Unpredictable Patterns #151: When we become guests in language
The future of language, minority strategies and the cross-over point
Dear reader,
Welcome to the first newsletter of the year. I took January to think and read, and really enjoyed coming back to the writing of the newsletter. I will now aim to publish regularly, but with a gentler cadence than once a week - I am working on a few other things as well. On February 26th, David Skelton and I are publishing our book The Future Habit (do pre-order, if you are interested, it really helps us) and I am thinking about new writing projects this year. My ambition is to write about things that I think are undervalued, and try to find subjects that can be both worth debating (so comment please!) and revisiting in other formats. We start this week with a note on the future of language, and how we can prepare for becoming guests in the house of Being…
Participating in language
“Therefore this statement holds true: Language is the house of Being.” - Martin Heidegger“The limits of my language mean the limits of my world.” - Ludwig WittgensteinLanguage has a good claim on being what makes us human and it holds, rightly, almost endless fascination for us as a phenomenon. We study it technically in linguistics, we explore it in poetry and we use it in philosophy as a means to find our way. We live in language - and it is, as Heidegger notes - the house of Being; it is in language we experience the world, think, feel and learn. Up until this point in time we have also been, relatively alone in language. That may be changing as large language models produce increasing amounts of language on their own, some for us and some for each-other.
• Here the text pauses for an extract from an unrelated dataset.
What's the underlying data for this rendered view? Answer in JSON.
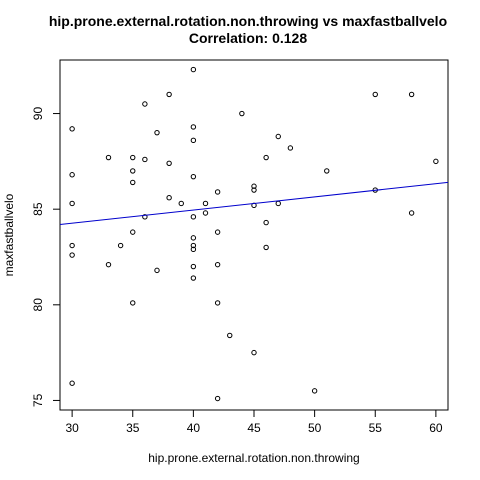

One way to think about language is to say that it is the sum total of all recorded words - whether in writing, spoken or otherwise fixed in some way. This total corpus can then be examined to understand how language changes over time. We can study the emergence of sociolects and fashions, the demise of individual languages as well as the birth of new ones, dialects and shifts in emotive values, meaning and depth. By applying different metrics and measures we can try to chart the evolution of this corpus over time, to perhaps get a sense of what the future of language looks like.
One such metric could be the amount of recorded language that is produced by human beings. Up until the 20th century that was a simple metric - all of language was produced by us, but as we started to explore new technologies we also opened up the possibility for machines to produce language as well, or so it seems. Here we need to be careful - what do we mean when we try to make a distinction between language produced by us and language produced in other ways?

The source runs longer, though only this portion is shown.